60 year old - been climbing about 5 years. Great, fun route --- juggy and positive holds, edges all the way up. Run-out to first bolt is very easy climbing.
By Jordon Schaefer
Sep 3, 2011

Great climb! A 60 meter rope is perfect for this climb. Great views and holds. The first bolt is a little run out but very easy climbing minimizes risk. I would say the crux is between the 3rd and 4th bolt. Fairly easy climbing from there to the double chain anchors. Highly recommend, have fun!
By Pixtonian
From: Salt lake city, Utah
Aug 7, 2013

Great route, I lead this last week after being out for a bit and not climbing. It was a challenge but one of the better routes I have climbed.
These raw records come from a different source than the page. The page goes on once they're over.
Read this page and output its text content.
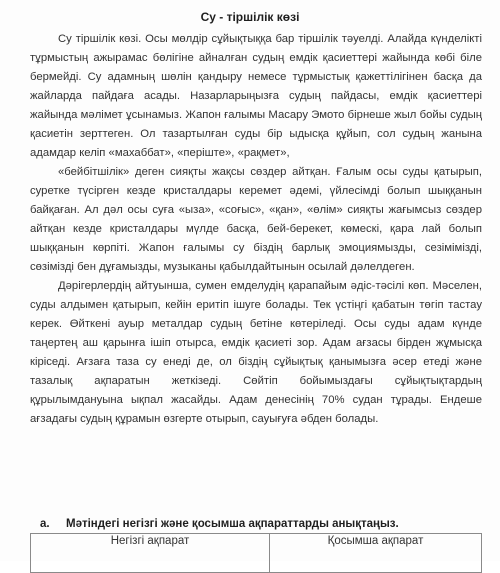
Су - тіршілік көзі

Су тіршілік көзі. Осы мөлдір сұйықтыққа бар тіршілік тәуелді. Алайда күнделікті тұрмыстың ажырамас бөлігіне айналған судың емдік қасиеттері жайында көбі біле бермейді. Су адамның шөлін қандыру немесе тұрмыстық қажеттілігінен басқа да жайларда пайдаға асады. Назарларыңызға судың пайдасы, емдік қасиеттері жайында мәлімет ұсынамыз. Жапон ғалымы Масару Эмото бірнеше жыл бойы судың қасиетін зерттеген. Ол тазартылған суды бір ыдысқа құйып, сол судың жанына адамдар келіп «махаббат», «періште», «рақмет»,

«бейбітшілік» деген сияқты жақсы сөздер айтқан. Ғалым осы суды қатырып, суретке түсірген кезде кристалдары керемет әдемі, үйлесімді болып шыққанын байқаған. Ал дәл осы суға «ыза», «соғыс», «қан», «өлім» сияқты жағымсыз сөздер айтқан кезде кристалдары мүлде басқа, бей-берекет, көмескі, қара лай болып шыққанын көрпіті. Жапон ғалымы су біздің барлық эмоциямызды, сезімімізді, сөзімізді бен дұғамызды, музыканы қабылдайтынын осылай дәлелдеген.

Дәрігерлердің айтуынша, сумен емделудің қарапайым әдіс-тәсілі көп. Мәселен, суды алдымен қатырып, кейін еритіп ішуге болады. Тек үстіңгі қабатын төгіп тастау керек. Өйткені ауыр металдар судың бетіне көтеріледі. Осы суды адам күнде таңертең аш қарынға ішіп отырса, емдік қасиеті зор. Адам ағзасы бірден жұмысқа кіріседі. Ағзаға таза су енеді де, ол біздің сұйықтық қанымызға әсер етеді және тазалық ақпаратын жеткізеді. Сөйтіп бойымыздағы сұйықтықтардың құрылымдануына ықпал жасайды. Адам денесінің 70% судан тұрады. Ендеше ағзадағы судың құрамын өзгерте отырып, сауығуға әбден болады.

a. Мәтіндегі негізгі және қосымша ақпараттарды анықтаңыз.
Негізгі ақпарат	Қосымша ақпарат
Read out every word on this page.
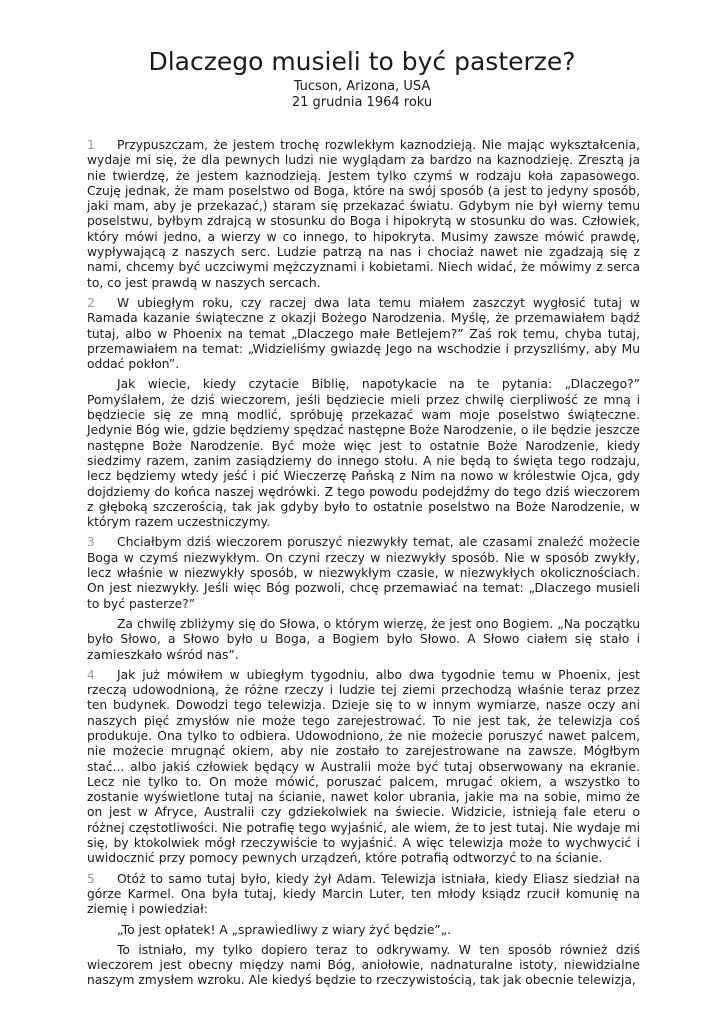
Dlaczego musieli to być pasterze?
Tucson, Arizona, USA
21 grudnia 1964 roku

1 Przypuszczam, że jestem trochę rozwlekłym kaznodzieją. Nie mając wykształcenia, wydaje mi się, że dla pewnych ludzi nie wyglądam za bardzo na kaznodzieję. Zresztą ja nie twierdzę, że jestem kaznodzieją. Jestem tylko czymś w rodzaju koła zapasowego. Czuję jednak, że mam poselstwo od Boga, które na swój sposób (a jest to jedyny sposób, jaki mam, aby je przekazać,) staram się przekazać światu. Gdybym nie był wierny temu poselstwu, byłbym zdrajcą w stosunku do Boga i hipokrytą w stosunku do was. Człowiek, który mówi jedno, a wierzy w co innego, to hipokryta. Musimy zawsze mówić prawdę, wypływającą z naszych serc. Ludzie patrzą na nas i chociaż nawet nie zgadzają się z nami, chcemy być uczciwymi mężczyznami i kobietami. Niech widać, że mówimy z serca to, co jest prawdą w naszych sercach.

2 W ubiegłym roku, czy raczej dwa lata temu miałem zaszczyt wygłosić tutaj w Ramada kazanie świąteczne z okazji Bożego Narodzenia. Myślę, że przemawiałem bądź tutaj, albo w Phoenix na temat „Dlaczego małe Betlejem?” Zaś rok temu, chyba tutaj, przemawiałem na temat: „Widzieliśmy gwiazdę Jego na wschodzie i przyszliśmy, aby Mu oddać pokłon”.

Jak wiecie, kiedy czytacie Biblię, napotykacie na te pytania: „Dlaczego?” Pomyślałem, że dziś wieczorem, jeśli będziecie mieli przez chwilę cierpliwość ze mną i będziecie się ze mną modlić, spróbuję przekazać wam moje poselstwo świąteczne. Jedynie Bóg wie, gdzie będziemy spędzać następne Boże Narodzenie, o ile będzie jeszcze następne Boże Narodzenie. Być może więc jest to ostatnie Boże Narodzenie, kiedy siedzimy razem, zanim zasiądziemy do innego stołu. A nie będą to święta tego rodzaju, lecz będziemy wtedy jeść i pić Wieczerzę Pańską z Nim na nowo w królestwie Ojca, gdy dojdziemy do końca naszej wędrówki. Z tego powodu podejdźmy do tego dziś wieczorem z głęboką szczerością, tak jak gdyby było to ostatnie poselstwo na Boże Narodzenie, w którym razem uczestniczymy.

3 Chciałbym dziś wieczorem poruszyć niezwykły temat, ale czasami znaleźć możecie Boga w czymś niezwykłym. On czyni rzeczy w niezwykły sposób. Nie w sposób zwykły, lecz właśnie w niezwykły sposób, w niezwykłym czasie, w niezwykłych okolicznościach. On jest niezwykły. Jeśli więc Bóg pozwoli, chcę przemawiać na temat: „Dlaczego musieli to być pasterze?”

Za chwilę zbliżymy się do Słowa, o którym wierzę, że jest ono Bogiem. „Na początku było Słowo, a Słowo było u Boga, a Bogiem było Słowo. A Słowo ciałem się stało i zamieszkało wśród nas”.

4 Jak już mówiłem w ubiegłym tygodniu, albo dwa tygodnie temu w Phoenix, jest rzeczą udowodnioną, że różne rzeczy i ludzie tej ziemi przechodzą właśnie teraz przez ten budynek. Dowodzi tego telewizja. Dzieje się to w innym wymiarze, nasze oczy ani naszych pięć zmysłów nie może tego zarejestrować. To nie jest tak, że telewizja coś produkuje. Ona tylko to odbiera. Udowodniono, że nie możecie poruszyć nawet palcem, nie możecie mrugnąć okiem, aby nie zostało to zarejestrowane na zawsze. Mógłbym stać... albo jakiś człowiek będący w Australii może być tutaj obserwowany na ekranie. Lecz nie tylko to. On może mówić, poruszać palcem, mrugać okiem, a wszystko to zostanie wyświetlone tutaj na ścianie, nawet kolor ubrania, jakie ma na sobie, mimo że on jest w Afryce, Australii czy gdziekolwiek na świecie. Widzicie, istnieją fale eteru o różnej częstotliwości. Nie potrafię tego wyjaśnić, ale wiem, że to jest tutaj. Nie wydaje mi się, by ktokolwiek mógł rzeczywiście to wyjaśnić. A więc telewizja może to wychwycić i uwidocznić przy pomocy pewnych urządzeń, które potrafią odtworzyć to na ścianie.

5 Otóż to samo tutaj było, kiedy żył Adam. Telewizja istniała, kiedy Eliasz siedział na górze Karmel. Ona była tutaj, kiedy Marcin Luter, ten młody ksiądz rzucił komunię na ziemię i powiedział:

„To jest opłatek! A „sprawiedliwy z wiary żyć będzie”„.

To istniało, my tylko dopiero teraz to odkrywamy. W ten sposób również dziś wieczorem jest obecny między nami Bóg, aniołowie, nadnaturalne istoty, niewidzialne naszym zmysłem wzroku. Ale kiedyś będzie to rzeczywistością, tak jak obecnie telewizja,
Loved some of the top moves.
By optikal Freeman
From: SLC, UT
Oct 26, 2013

Had a great time! Jugs and pockets the whole way, sustained and a little overhung in spots; quite the pump on my first go! 60m rope was perfect for rappelling and TR, I extended the anchor for TR to avoid a bit of rope drag.
By jeff p
From: Golden
Mar 13, 2015
rating: 5.10a 6a 18 VI+ 18 E1 5a

OK climb. Good holds and very straight forward. I just didn't think there was anything very special about it, especially compared to Winds of Fire just next door. Its fun though and worth the attempt if you looking for something in the grade.
By CHopwood
From: Salt Lake City, UT
Mar 21, 2016

Seems like this route should have a direct start. It's counterintuitive to climb the ramp/crack out left past two bolts and then traverse right on the face to get on the line. Just increases drag and doesn't add anything to the route.